In article <48540@sgi.sgi.com> rpw3@rigden.UUCP (Robert P. Warnock) writes:
   >
   > ... [gives an example of a PDP-10 CPU failure]
   >
   >ALU parity adds some confidence, but not certainty. And no help in
   >this case.

I'll go farther and get flamed warmer:  ALU PARITY IS A RED HERRING: since
the ALU is typically less than 20% of the hardware of a CPU, parity-izing
it (and nothing else) has near negligible effect on overall system reliability.

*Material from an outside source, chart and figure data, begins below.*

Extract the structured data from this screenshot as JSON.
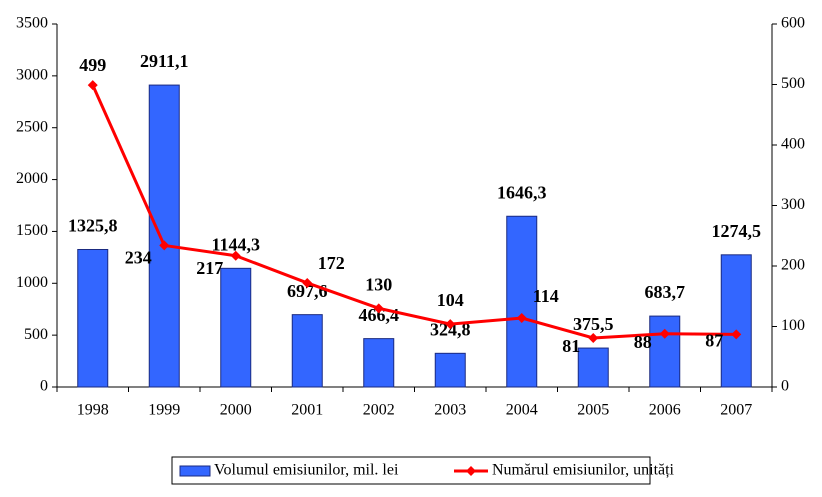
{
  "chart_data": {
    "type": "bar",
    "categories": [
      "1998",
      "1999",
      "2000",
      "2001",
      "2002",
      "2003",
      "2004",
      "2005",
      "2006",
      "2007"
    ],
    "series": [
      {
        "name": "Volumul emisiunilor, mil. lei",
        "type": "bar",
        "color": "#3366ff",
        "label_color": "#4a7ae0",
        "values": [
          1325.8,
          2911.1,
          1144.3,
          697.6,
          466.4,
          324.8,
          1646.3,
          375.5,
          683.7,
          1274.5
        ],
        "value_labels": [
          "1325,8",
          "2911,1",
          "1144,3",
          "697,6",
          "466,4",
          "324,8",
          "1646,3",
          "375,5",
          "683,7",
          "1274,5"
        ]
      },
      {
        "name": "Numărul emisiunilor, unități",
        "type": "line",
        "axis": "y2",
        "color": "#ff0000",
        "values": [
          499,
          234,
          217,
          172,
          130,
          104,
          114,
          81,
          88,
          87
        ]
      }
    ],
    "ylim": [
      0,
      3500
    ],
    "yticks": [
      0,
      500,
      1000,
      1500,
      2000,
      2500,
      3000,
      3500
    ],
    "y2lim": [
      0,
      600
    ],
    "y2ticks": [
      0,
      100,
      200,
      300,
      400,
      500,
      600
    ],
    "grid": false,
    "legend": "bottom"
  }
}
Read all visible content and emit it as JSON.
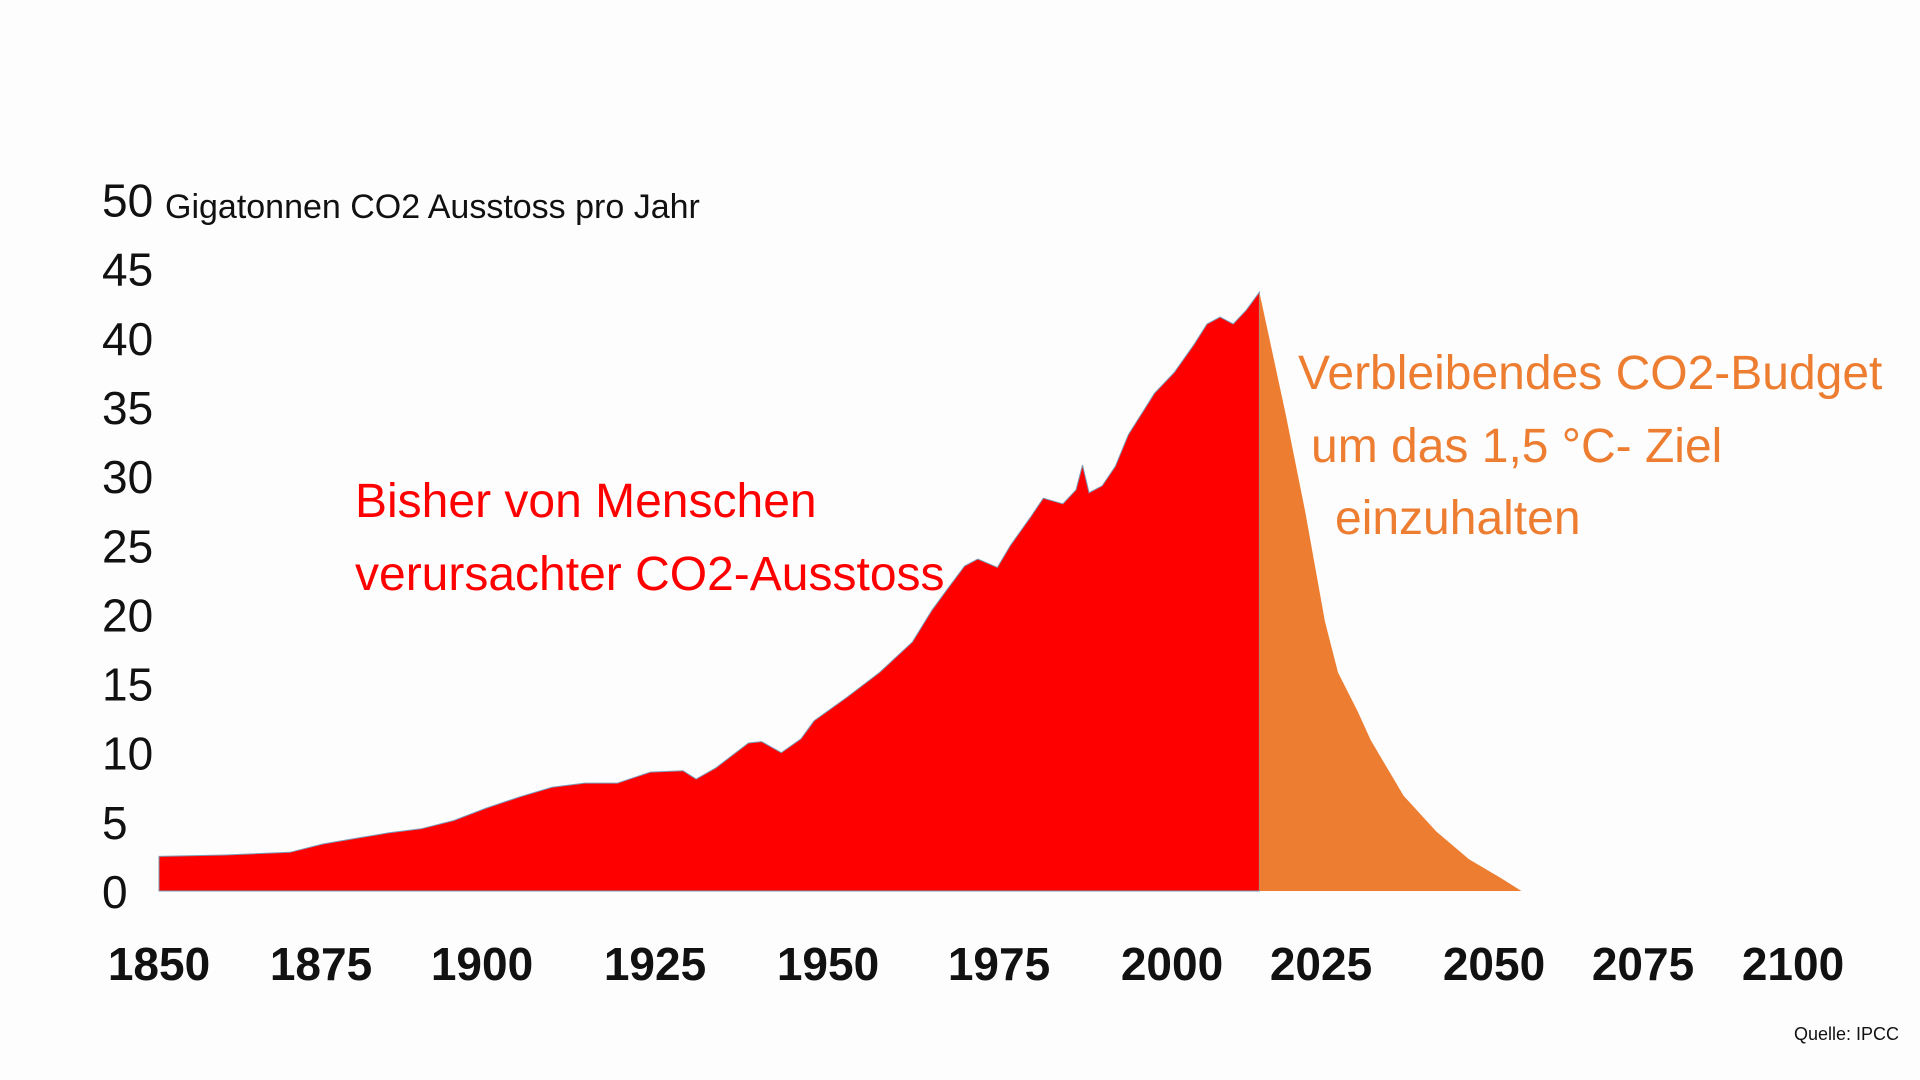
{
  "chart_data": {
    "type": "area",
    "title": "",
    "ylabel": "Gigatonnen CO2 Ausstoss pro Jahr",
    "xlabel": "",
    "ylim": [
      0,
      50
    ],
    "xlim": [
      1850,
      2100
    ],
    "yticks": [
      "0",
      "5",
      "10",
      "15",
      "20",
      "25",
      "30",
      "35",
      "40",
      "45",
      "50"
    ],
    "xticks": [
      "1850",
      "1875",
      "1900",
      "1925",
      "1950",
      "1975",
      "2000",
      "2025",
      "2050",
      "2075",
      "2100"
    ],
    "grid": false,
    "series": [
      {
        "name": "Bisher von Menschen verursachter CO2-Ausstoss",
        "color": "#ff0000",
        "x": [
          1850,
          1860,
          1870,
          1875,
          1880,
          1885,
          1890,
          1895,
          1900,
          1905,
          1910,
          1915,
          1920,
          1925,
          1930,
          1932,
          1935,
          1940,
          1942,
          1945,
          1948,
          1950,
          1955,
          1960,
          1965,
          1968,
          1970,
          1973,
          1975,
          1978,
          1980,
          1983,
          1985,
          1988,
          1990,
          1991,
          1992,
          1994,
          1996,
          1998,
          2000,
          2002,
          2005,
          2008,
          2010,
          2012,
          2014,
          2016,
          2018
        ],
        "y": [
          2.5,
          2.6,
          2.8,
          3.4,
          3.8,
          4.2,
          4.5,
          5.1,
          6.0,
          6.8,
          7.5,
          7.8,
          7.8,
          8.6,
          8.7,
          8.1,
          8.9,
          10.7,
          10.8,
          10.0,
          11.0,
          12.3,
          14.0,
          15.8,
          18.0,
          20.3,
          21.6,
          23.5,
          24.0,
          23.4,
          25.0,
          27.0,
          28.4,
          28.0,
          29.0,
          30.8,
          28.8,
          29.3,
          30.7,
          33.0,
          34.5,
          36.0,
          37.5,
          39.5,
          41.0,
          41.5,
          41.0,
          42.0,
          43.3
        ]
      },
      {
        "name": "Verbleibendes CO2-Budget um das 1,5 °C- Ziel einzuhalten",
        "color": "#ed7d31",
        "x": [
          2018,
          2020,
          2022,
          2025,
          2028,
          2030,
          2033,
          2035,
          2040,
          2045,
          2050,
          2055,
          2058
        ],
        "y": [
          43.3,
          38.9,
          34.5,
          27.4,
          19.5,
          15.8,
          13.0,
          10.9,
          6.9,
          4.3,
          2.3,
          0.9,
          0
        ]
      }
    ],
    "annotations": {
      "red_line1": "Bisher von Menschen",
      "red_line2": "verursachter CO2-Ausstoss",
      "orange_line1": "Verbleibendes CO2-Budget",
      "orange_line2": "um das 1,5 °C- Ziel",
      "orange_line3": "einzuhalten"
    },
    "source": "Quelle: IPCC"
  }
}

Why don't people add parity to the program counter; it's an adder just like
the ALU.  How about the register scoreboard hardware: it's *more* gates than
an adder.  One doesn't often hear of parity on the floating-point execution
units: why is that?  Or the branch target cache/buffer: it consumes more area 
on single-chip CPU's than does the ALU.  Why not parity on the TLB?  Or, worst
of all, why not put parity on the logic that detects an interrupt/exception?

I'll propose an answer: those who put parity on the ALU do so *because it's
easy*.  It's hard to put parity on a TLB; consider the '386's 4-way set
associative TLB and think about the elegance (and on-chip bussing delights)
of hanging parity on that.  Interrupt logic: forget it.

Summary and lightning rod: Internal logic of CPU's is incredibly difficult
to compute parity on, except for a couple special cases (ALU, registers).
Putting parity on these makes a nice bullet for your marketing slides
but doesn't protect a very large fraction of the potential hw faults.
Other elements of a system are more amenable to protection via (parity, ECC)
{like memories and busses}, so most hw faults in these regions of the
machine can be detected with (parity, ECC).
-- 
 -- Mark Johnson	
 	MIPS Computer Systems, 930 E. Arques, Sunnyvale, CA 94086
	(408) 991-0208    mark@mips.com  {or ...!decwrl!mips!mark}